How do I run linear regression with Python?

We’ll be using the oldie but goldie Boston Housing dataset, which you can find attached here – BostonHousing to try and predict the median value of a home, indicated by the MEDV variable.

The other variables defined in the dataset are:

# CRIM per capita crime rate by town
# ZN proportion of residential land zoned for lots over 25,000
# INDUS proportion of non-retail business acres per town.
# CHAS Charles River dummy variable (1 if tract bounds river; 0
# NOX nitric oxides concentration (parts per 10 million)
# RM average number of rooms per dwelling
# AGE proportion of owner-occupied units built prior to 1940
# DIS weighted distances to five Boston employment centres
# RAD index of accessibility to radial highways
# TAX full-value property-tax rate per $10,000
# PTRATIO pupil-teacher ratio by town
# LSTAT % lower status of the population
# MEDV Median value of owner-occupied homes in $1000

As they all seem potentially reasonable predictors, I’m going to throw them all in the code snippet below. Not only will this estimate the OLS linear regression model (e.g. R-squared, adjsuted R-squred, F-ratio and correlation coefficients) but it will also calculate the:

  1. the Breusch-Pagan test to check for heteroscedasticity
  2. VIF (varince inflation factor) to check for multicollinearity

What do they actually mean?

(1) R aquared = the ratio indicating how much variability can be explained by the model, stands at the reasonable 0.741 or 74%

(2) The adjusted R-squared, which penalises the usage of multiple predictors is estimated at 0.734 or 73%. This is a good indication as it suggests that we haven’t overcomplicated the model by throwing too many predictors

(3) The F-ratio is significant, which indicates that the model does a better job at predicting than the regular average

The t-tests for all CRIM, ZN,CHAS, NOX, RM, DIS, RAD, PRATIO, LSTAT, TAX are significant (p<0.05), which indicates that all these are strong predictors of the median price of a house

Great! So we, can apply the significant coefficients and calculate our predicted values?

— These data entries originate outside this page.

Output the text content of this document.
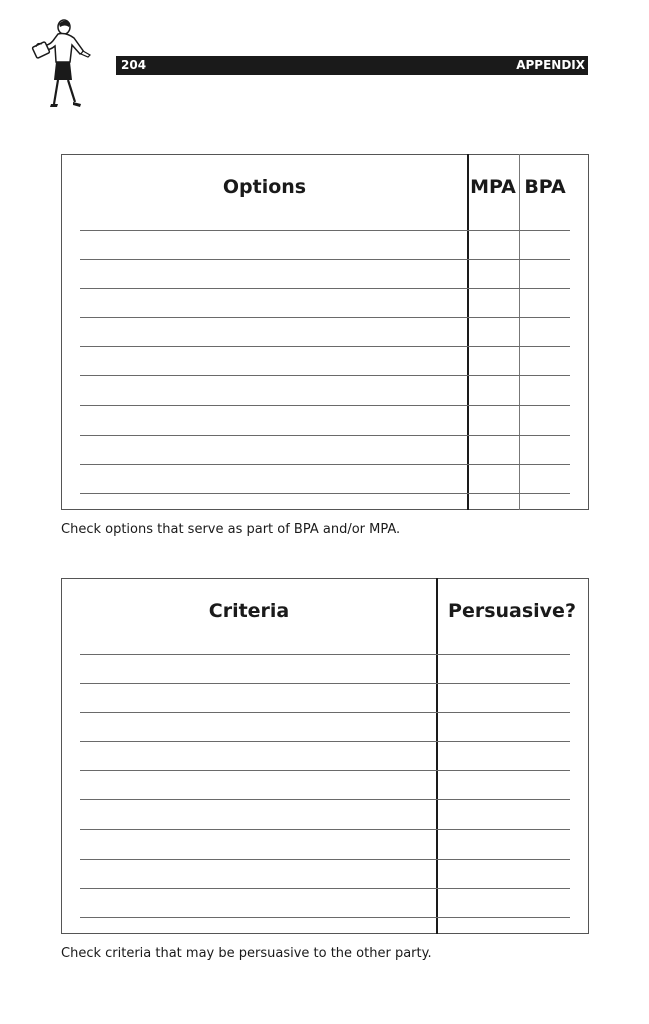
204	APPENDIX
Options	MPA BPA
Check options that serve as part of BPA and/or MPA.
Criteria	Persuasive?
Check criteria that may be persuasive to the other party.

(1) The Breusch-Pagan test is significant, which indicates the presence of heteroscedasticity in the data.

Heteroscedasticity is a problem because it:

(a) causes deflated p-values, which may lead you to think that a model is significant when it is actually not

(b) coefficient estimates, hence predicted values are less precise

(2) Whilst still below the point of worry 10, VIF (when regressed against the TAX variable) is quite high, suggesting that there might be varables that highly correlate with TAX

Therefore, we print the detailed correlation matrix and indeed, it turns out that rad and tax variables are highly correlated (r > 0.9)

As both assumptions have been violated, the current model is far from reliable. A way to address both issues is to re-run a different combination of variables.

I’m going to start by removing the correlated variable ‘RAD’ and the ones that were estimated as insignificant in model 1 (i.e. INDUS, AGE)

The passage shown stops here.